This morning, my kids saw a foot of snow outside blanketing everything in sight – and promptly began shouting and celebrating like Italian soccer fans.
They’ve not a clue how much work will be involved for their parents…shoveling, making sure there’s a path for the mail carrier without any ice, clearing the driveway so the cars can get in and out, salting, etc.
Why would we point this out to them?
The old man folded his arms across his chest, beaming with pride as he explained why his house was the best investment ever made. “Forty thousand dollars I paid for that house!”
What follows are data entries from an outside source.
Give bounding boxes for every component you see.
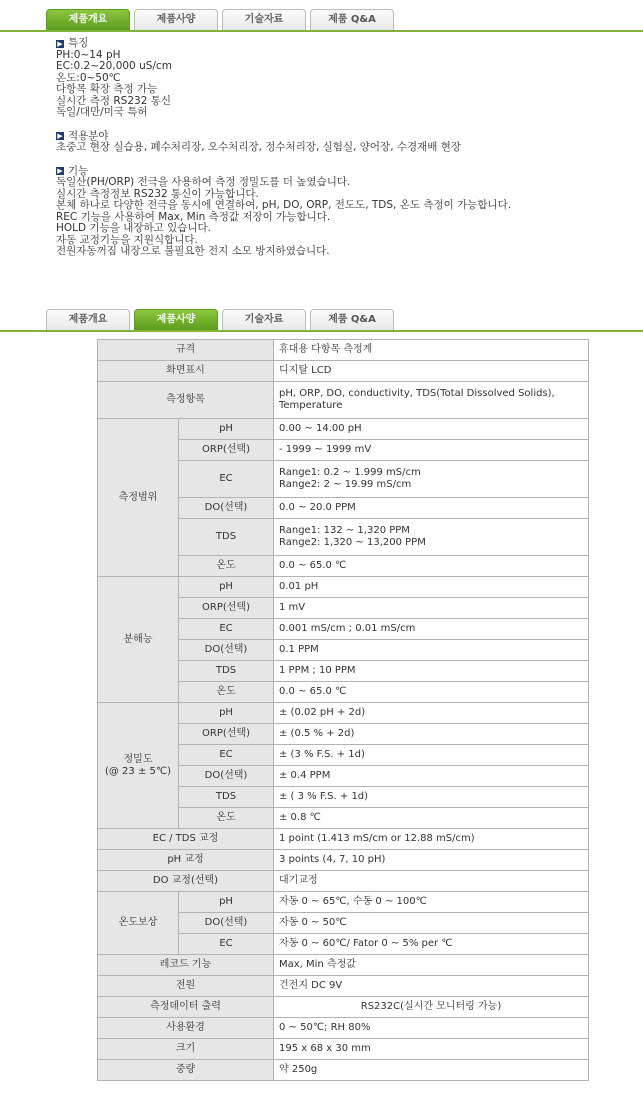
tab-overview-2[interactable]: 제품개요 (46, 309, 130, 330)
spec-subkey: 온도 (179, 682, 274, 703)
spec-value: Range1: 132 ~ 1,320 PPM Range2: 1,320 ~ 13,200 PPM (274, 519, 589, 556)
spec-value: ± (0.02 pH + 2d) (274, 703, 589, 724)
spec-subkey: DO(선택) (179, 766, 274, 787)
table-row (98, 997, 589, 1018)
text-line: 다항목 확장 측정 가능 (56, 83, 158, 95)
spec-subkey: TDS (179, 519, 274, 556)
functions-title: 기능 (68, 164, 89, 177)
table-row (98, 361, 589, 382)
spec-value: 0.00 ~ 14.00 pH (274, 419, 589, 440)
spec-value: 약 250g (274, 1060, 589, 1081)
spec-key: EC / TDS 교정 (98, 829, 274, 850)
table-row (98, 871, 589, 892)
group-label: 측정범위 (118, 491, 158, 503)
spec-value: 자동 0 ~ 50℃ (274, 913, 589, 934)
spec-subkey: pH (179, 703, 274, 724)
group-label: 분해능 (123, 633, 153, 645)
spec-key: 크기 (98, 1039, 274, 1060)
spec-subkey: EC (179, 745, 274, 766)
spec-value: 0.001 mS/cm ; 0.01 mS/cm (274, 619, 589, 640)
spec-key: 중량 (98, 1060, 274, 1081)
text-line: 독일산(PH/ORP) 전극을 사용하여 측정 정밀도를 더 높였습니다. (56, 176, 351, 188)
spec-key: 규격 (98, 340, 274, 361)
applications-title: 적용분야 (68, 129, 109, 142)
spec-value: - 1999 ~ 1999 mV (274, 440, 589, 461)
table-row (98, 1060, 589, 1081)
spec-subkey: ORP(선택) (179, 724, 274, 745)
spec-group-label (98, 577, 179, 703)
text-line: 초중고 현장 실습용, 폐수처리장, 오수처리장, 정수처리장, 실험실, 양어장, 수경재배 현장 (56, 141, 462, 153)
spec-subkey: ORP(선택) (179, 440, 274, 461)
spec-key: 레코드 기능 (98, 955, 274, 976)
arrow-bullet-icon: ▶ (57, 132, 63, 141)
spec-value: 건전지 DC 9V (274, 976, 589, 997)
spec-value: ± (3 % F.S. + 1d) (274, 745, 589, 766)
arrow-bullet-icon: ▶ (57, 167, 63, 176)
table-row (98, 892, 589, 913)
text-line: PH:0~14 pH (56, 48, 121, 61)
table-row (98, 340, 589, 361)
spec-subkey: DO(선택) (179, 498, 274, 519)
spec-subkey: pH (179, 577, 274, 598)
spec-value: RS232C(실시간 모니터링 가능) (274, 997, 589, 1018)
spec-subkey: DO(선택) (179, 913, 274, 934)
spec-value: 0.0 ~ 20.0 PPM (274, 498, 589, 519)
features-title: 특징 (68, 37, 89, 49)
group-sublabel: (@ 23 ± 5℃) (104, 765, 172, 777)
text-line: REC 기능을 사용하여 Max, Min 측정값 저장이 가능합니다. (56, 210, 331, 223)
tab-spec[interactable]: 제품사양 (134, 9, 218, 30)
spec-value: Max, Min 측정값 (274, 955, 589, 976)
tab-tech[interactable]: 기술자료 (222, 9, 306, 30)
spec-value: 디지탈 LCD (274, 361, 589, 382)
spec-subkey: EC (179, 461, 274, 498)
text-line: 온도:0~50℃ (56, 71, 121, 84)
text-line: 자동 교정기능을 지원식합니다. (56, 233, 198, 246)
spec-value: 0.01 pH (274, 577, 589, 598)
spec-subkey: pH (179, 419, 274, 440)
table-row (98, 419, 589, 440)
overview-section (0, 32, 643, 258)
spec-subkey: TDS (179, 661, 274, 682)
spec-value: ± (0.5 % + 2d) (274, 724, 589, 745)
text-line: 본체 하나로 다양한 전극을 동시에 연결하여, pH, DO, ORP, 전도도, TDS, 온도 측정이 가능합니다. (56, 199, 512, 211)
spec-subkey: 온도 (179, 556, 274, 577)
tab-overview[interactable]: 제품개요 (46, 9, 130, 30)
table-row (98, 1018, 589, 1039)
tab-qna[interactable]: 제품 Q&A (310, 9, 394, 30)
spec-value: ± ( 3 % F.S. + 1d) (274, 787, 589, 808)
spec-value: 1 PPM ; 10 PPM (274, 661, 589, 682)
spec-group-label (98, 703, 179, 829)
spec-table (97, 339, 589, 1081)
text-line: EC:0.2~20,000 uS/cm (56, 60, 172, 72)
group-label: 정밀도 (123, 753, 153, 765)
spec-subkey: EC (179, 619, 274, 640)
text-line: 전원자동꺼짐 내장으로 불필요한 전지 소모 방지하였습니다. (56, 245, 330, 257)
spec-key: 사용환경 (98, 1018, 274, 1039)
table-row (98, 850, 589, 871)
spec-value: 0.1 PPM (274, 640, 589, 661)
spec-tab-bar (0, 306, 643, 332)
table-row (98, 829, 589, 850)
spec-value: 1 point (1.413 mS/cm or 12.88 mS/cm) (274, 829, 589, 850)
spec-value: 0.0 ~ 65.0 ℃ (274, 682, 589, 703)
spec-group-label (98, 892, 179, 955)
text-line: HOLD 기능을 내장하고 있습니다. (56, 222, 212, 234)
arrow-bullet-icon: ▶ (57, 39, 63, 48)
text-line: 독일/대만/미국 특허 (56, 106, 148, 118)
table-row (98, 703, 589, 724)
spec-value: ± 0.8 ℃ (274, 808, 589, 829)
spec-value: Range1: 0.2 ~ 1.999 mS/cm Range2: 2 ~ 19.99 mS/cm (274, 461, 589, 498)
spec-key: DO 교정(선택) (98, 871, 274, 892)
spec-subkey: EC (179, 934, 274, 955)
tab-spec-2[interactable]: 제품사양 (134, 309, 218, 330)
functions-block (56, 166, 643, 258)
spec-subkey: pH (179, 892, 274, 913)
spec-value: 대기교정 (274, 871, 589, 892)
applications-block (56, 131, 643, 154)
table-row (98, 577, 589, 598)
spec-value: 3 points (4, 7, 10 pH) (274, 850, 589, 871)
tab-qna-2[interactable]: 제품 Q&A (310, 309, 394, 330)
spec-subkey: ORP(선택) (179, 598, 274, 619)
spec-key: 화면표시 (98, 361, 274, 382)
tab-tech-2[interactable]: 기술자료 (222, 309, 306, 330)
spec-key: pH 교정 (98, 850, 274, 871)
spec-value: 1 mV (274, 598, 589, 619)
spec-value: 0.0 ~ 65.0 ℃ (274, 556, 589, 577)
spec-value: ± 0.4 PPM (274, 766, 589, 787)
features-block (56, 38, 643, 119)
table-row (98, 1039, 589, 1060)
text-line: 실시간 측정 RS232 통신 (56, 94, 172, 107)
spec-value: 자동 0 ~ 60℃/ Fator 0 ~ 5% per ℃ (274, 934, 589, 955)
spec-value: 195 x 68 x 30 mm (274, 1039, 589, 1060)
spec-subkey: 온도 (179, 808, 274, 829)
top-tab-bar (0, 6, 643, 32)
group-label: 온도보상 (118, 917, 158, 928)
spec-key: 전원 (98, 976, 274, 997)
table-row (98, 955, 589, 976)
spec-key: 측정항목 (98, 382, 274, 419)
spec-value: 휴대용 다항목 측정계 (274, 340, 589, 361)
spec-value: 0 ~ 50℃; RH 80% (274, 1018, 589, 1039)
spec-subkey: DO(선택) (179, 640, 274, 661)
table-row (98, 382, 589, 419)
spec-subkey: TDS (179, 787, 274, 808)
spec-group-label (98, 419, 179, 577)
spec-value: 자동 0 ~ 65℃, 수동 0 ~ 100℃ (274, 892, 589, 913)
table-row (98, 976, 589, 997)
text-line: 실시간 측정정보 RS232 통신이 가능합니다. (56, 187, 259, 200)
spec-value: pH, ORP, DO, conductivity, TDS(Total Dissolved Solids), Temperature (274, 382, 589, 419)
spec-key: 측정데이터 출력 (98, 997, 274, 1018)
Should I bother running the inflation-adjusted calculations which would surely reveal that his once-upon-a-time $40,000 would have been worth much more today than what his house actually is? Should I remind him about the renovations and repairs he’s also spent money on over the years in addition to the original $40,000?
Why would I point this out to him? Maybe it isn’t the dollar-value appreciation he’s referring to, anyway. Perhaps it’s that early investment he made in his home that allowed for his whole life to unfold subsequently – jobs, cars, marital give-and-take and sex, children, birthday parties, stormy nights with board games and without power, packing for camp, packing for college, retirement, grandchildren. Who am I to attach numbers to this?
“You can sell all of these funds except for this one,” she said. “I mean it, Josh, no matter what. This one has to stay.”
Okay, no problem, we can sidecar it into a separate account that never gets touched. But just out of curiosity, why that fund?
“It’s done so well for me over the years, I’ve just never sold no matter what and it always come back every time the market has dropped…”
I can see that, I’m looking at the chart. Morningstar says it has a 94% correlation to the Wilshire 5000, meaning it’s basically a giant index fund that owns everything and does what the market does. Sometimes it does a little better, sometimes a little worse – but the internal expenses you’re paying the fund family eat away any performance edge each year, no matter what.
“I don’t care – just don’t ever sell it.”
This is how uptrends are formed – an investment (think Apple, Gold) treats so many people so well for so long that it becomes difficult for any of us to part with it. I know both “don’t ever sell my Apple” people and “don’t ever sell my gold” people. We don’t fight about it, I don’t engage on the topic.
There’s a museum in Petersburg, Kentucky with Biblical setpieces serving as “educational exhibits.” Parents and schoolteachers willingly bring their children there and allow the museum to teach them magic as though it were science, folklore as history. There’s one exhibit with Adam and Eve standing in the Garden of Eden next to dinosaurs. The dinosaurs have saddles on them – and they are western saddles, like from a cowboy movie.
The museum’s founder spent $27 million of his own fortune to build it. When visitors to the museum arrive, he will very eruditely explain how there were dinosaurs on Noah’s Ark but that these particular dinosaurs were vegetarians. That’s why the sheep were not devoured by a T Rex during the voyage. There is a Men In Black-style welcoming video wherein two angels – called “Men In White” – tell us that we don’t have to accept what those pesky, non-believer scientists say.
If this is what the visiting parents want their children to be taught, then it is not for the rest of us to intervene. It is not our responsibility to draw the linear path from an education like this to a future in which task-accomplishing robots replace them on automobile assembly lines.
I’m not the type to walk around Disneyland pulling the heads off of Winnie and Goofy and Tigger and Buzz in front of the kids. I don’t need to disrupt the spell or shatter every illusion for the sake of my own satisfaction.
Sometimes people need the magic, I am certain I myself entertain various types of magical thinking as I go about my own life. I’m certainly not aware of it, but I suppose my mind has decided I need that bit of creativity, that dollop of denial, to keep everything else held together.
It’s fine, I can work around these things. For the sake of those around me, I can leave their magic intact.
Now if you’ll excuse me, I’ll be shoveling a foot of wondrous, enchanted snow with the kids as my special helpers, my lips are sealed.